Target version: v0.16+.

What

A second backend, after x86-64 CPU, that compiles esque to GPU machine code. The current candidate is PTX (NVIDIA), with SPIR-V (Vulkan / OpenCL) as a future target.

The CEIR is, by design, mostly device-agnostic. The GPU backend takes the same CEIR the CPU backend takes, lowers it to a GPU-flavoured MIR, and emits PTX text that NVIDIA's driver JITs to SASS at load time.

Status

internal/backend/gpu/{ptx,cuda} exists today as scaffolding — data structures and naming, no actual codegen. It is not on the default build path; go build ./cmd/esquec does not exercise it.

Why not today

Three reasons:

  1. Kernel DSL first. Writing performance-portable GPU code requires the kernel DSL surface, which is itself planned.
  2. Device qualifiers in the type system. Tensors need to carry on host / on device annotations, and the planner has to insert transfers. That is a meaningful type-system addition.
  3. Stream and event API. Real GPU work needs asynchronous queues, events for ordering, and pinned host memory for DMA.
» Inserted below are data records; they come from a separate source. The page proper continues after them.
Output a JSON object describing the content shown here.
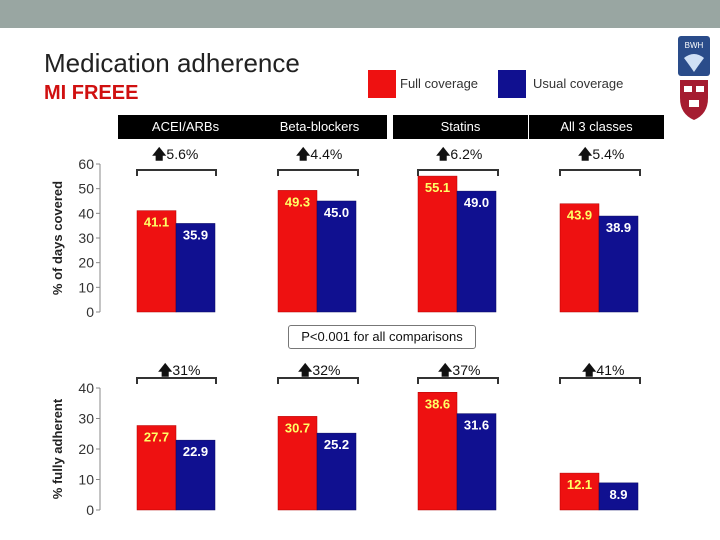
{
  "header": {
    "title": "Medication adherence",
    "subtitle": "MI FREEE"
  },
  "legend": {
    "full": {
      "label": "Full coverage",
      "color": "#ee1111"
    },
    "usual": {
      "label": "Usual coverage",
      "color": "#101090"
    }
  },
  "categories": [
    "ACEI/ARBs",
    "Beta-blockers",
    "Statins",
    "All 3 classes"
  ],
  "pct_days_increase": [
    "5.6%",
    "4.4%",
    "6.2%",
    "5.4%"
  ],
  "pct_adherent_increase": [
    "31%",
    "32%",
    "37%",
    "41%"
  ],
  "pvalue_note": "P<0.001 for all comparisons",
  "logo_text": "BWH",
  "arrow_glyph": "🡅",
  "chart_data": [
    {
      "type": "bar",
      "ylabel": "% of days covered",
      "ylim": [
        0,
        60
      ],
      "yticks": [
        0,
        10,
        20,
        30,
        40,
        50,
        60
      ],
      "categories": [
        "ACEI/ARBs",
        "Beta-blockers",
        "Statins",
        "All 3 classes"
      ],
      "series": [
        {
          "name": "Full coverage",
          "color": "#ee1111",
          "values": [
            41.1,
            49.3,
            55.1,
            43.9
          ],
          "labels": [
            "41.1",
            "49.3",
            "55.1",
            "43.9"
          ]
        },
        {
          "name": "Usual coverage",
          "color": "#101090",
          "values": [
            35.9,
            45.0,
            49.0,
            38.9
          ],
          "labels": [
            "35.9",
            "45.0",
            "49.0",
            "38.9"
          ]
        }
      ]
    },
    {
      "type": "bar",
      "ylabel": "% fully adherent",
      "ylim": [
        0,
        40
      ],
      "yticks": [
        0,
        10,
        20,
        30,
        40
      ],
      "categories": [
        "ACEI/ARBs",
        "Beta-blockers",
        "Statins",
        "All 3 classes"
      ],
      "series": [
        {
          "name": "Full coverage",
          "color": "#ee1111",
          "values": [
            27.7,
            30.7,
            38.6,
            12.1
          ],
          "labels": [
            "27.7",
            "30.7",
            "38.6",
            "12.1"
          ]
        },
        {
          "name": "Usual coverage",
          "color": "#101090",
          "values": [
            22.9,
            25.2,
            31.6,
            8.9
          ],
          "labels": [
            "22.9",
            "25.2",
            "31.6",
            "8.9"
          ]
        }
      ]
    }
  ]
}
Slice that may ship earlier

A simpler path is "compile-pure-tensor-code-to-GPU-as-one-kernel": take a function whose body is purely tensor expressions (no recursion, no iterate_until), compile the whole body to a single PTX kernel, launch it from a thin host stub. That is much smaller than the full kernel DSL story and may land first, before the "write your own kernel" surface.

Long term

Beyond NVIDIA: SPIR-V (Vulkan / OpenCL), Metal (Apple), or wgpu. Each is roughly the same shape — a target IR, a launch ABI, a device-side memory model. The CEIR-as-source design keeps that work additive.